- Pariyangadu Location in Kerala, India Pariyangadu Pariyangadu (India)
- Coordinates: 11°6′0″N 76°17′0″E﻿ / ﻿11.10000°N 76.28333°E
- Country: India
- State: Kerala
- District: Malappuram

Population (2001)
- • Total: 26,795

Languages
- • Official: Malayalam, English
- Time zone: UTC+5:30 (IST)
- PIN: 676525
- Vehicle registration: KL-

= Pariyangadu =

Pariyangadu is a village near Anchachavadi in Kalikavu Panchayat, Nilambur taluk in Malappuram district in the state of Kerala. The total population is 26,795.

==Culture==
Pariyangadu village is a predominantly Muslim populated area. Hindus exist in comparatively smaller numbers. So the culture of the locality is based upon Muslim traditions. Duff Muttu, Kolkali and Aravanamuttu are common folk arts of this locality. There are many libraries attached to mosques giving a rich source of Islamic studies. Most of the books are written in Arabi-Malayalam which is a version of the Malayalam language written in Arabic script. People gather in mosques for the evening prayer and continue to sit there after the prayers discussing social and cultural issues. Business and family issues are also sorted out during these evening meetings. The Hindu minority of this area keeps their rich traditions by celebrating various festivals in their temples.

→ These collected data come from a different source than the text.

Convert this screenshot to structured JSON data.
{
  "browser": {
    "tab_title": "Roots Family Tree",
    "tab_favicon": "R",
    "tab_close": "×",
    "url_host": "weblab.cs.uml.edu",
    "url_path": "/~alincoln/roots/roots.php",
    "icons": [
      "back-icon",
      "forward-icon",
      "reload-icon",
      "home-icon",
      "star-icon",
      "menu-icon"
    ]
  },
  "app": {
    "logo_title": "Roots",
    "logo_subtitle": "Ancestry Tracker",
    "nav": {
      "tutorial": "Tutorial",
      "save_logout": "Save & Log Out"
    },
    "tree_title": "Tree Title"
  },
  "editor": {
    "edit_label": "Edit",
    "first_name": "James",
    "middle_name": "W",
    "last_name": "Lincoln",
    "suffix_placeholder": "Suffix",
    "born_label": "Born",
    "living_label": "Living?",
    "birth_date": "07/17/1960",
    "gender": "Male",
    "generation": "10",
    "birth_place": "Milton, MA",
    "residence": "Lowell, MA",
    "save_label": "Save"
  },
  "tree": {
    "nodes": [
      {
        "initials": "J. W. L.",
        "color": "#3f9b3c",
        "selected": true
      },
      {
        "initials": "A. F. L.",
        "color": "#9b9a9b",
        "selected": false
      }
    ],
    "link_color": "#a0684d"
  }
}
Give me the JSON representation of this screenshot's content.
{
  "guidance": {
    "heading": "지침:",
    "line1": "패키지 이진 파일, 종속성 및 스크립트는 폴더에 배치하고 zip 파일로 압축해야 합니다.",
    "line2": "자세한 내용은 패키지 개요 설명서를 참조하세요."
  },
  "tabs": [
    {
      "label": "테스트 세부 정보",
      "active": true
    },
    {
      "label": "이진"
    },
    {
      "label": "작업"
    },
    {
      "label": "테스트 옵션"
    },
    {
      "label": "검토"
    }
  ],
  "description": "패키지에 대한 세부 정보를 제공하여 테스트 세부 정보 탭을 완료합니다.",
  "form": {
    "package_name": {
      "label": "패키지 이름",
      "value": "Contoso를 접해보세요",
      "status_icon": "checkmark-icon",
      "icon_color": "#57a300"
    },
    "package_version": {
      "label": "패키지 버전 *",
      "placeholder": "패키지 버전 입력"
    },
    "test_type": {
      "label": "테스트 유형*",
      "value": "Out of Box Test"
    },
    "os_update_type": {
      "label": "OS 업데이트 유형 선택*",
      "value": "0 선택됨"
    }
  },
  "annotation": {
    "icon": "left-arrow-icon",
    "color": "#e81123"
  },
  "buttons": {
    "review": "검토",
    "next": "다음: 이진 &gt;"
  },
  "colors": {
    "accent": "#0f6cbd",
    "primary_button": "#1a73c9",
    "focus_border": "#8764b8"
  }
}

Hindu rituals are done here with a regular devotion like other parts of Kerala.

==Transportation==
Pariyangadu village connects to other parts of India through Nilambur town. State Highway No.28 starts from Nilambur and connects to Ooty, Mysore and Bangalore through Highways.12,29 and 181. National highway No.66 passes through Ramanattukara and the northern stretch connects to Goa and Mumbai. The southern stretch connects to Cochin and Trivandrum. State. The nearest airport is at Kozhikode. The nearest major railway station is at Feroke.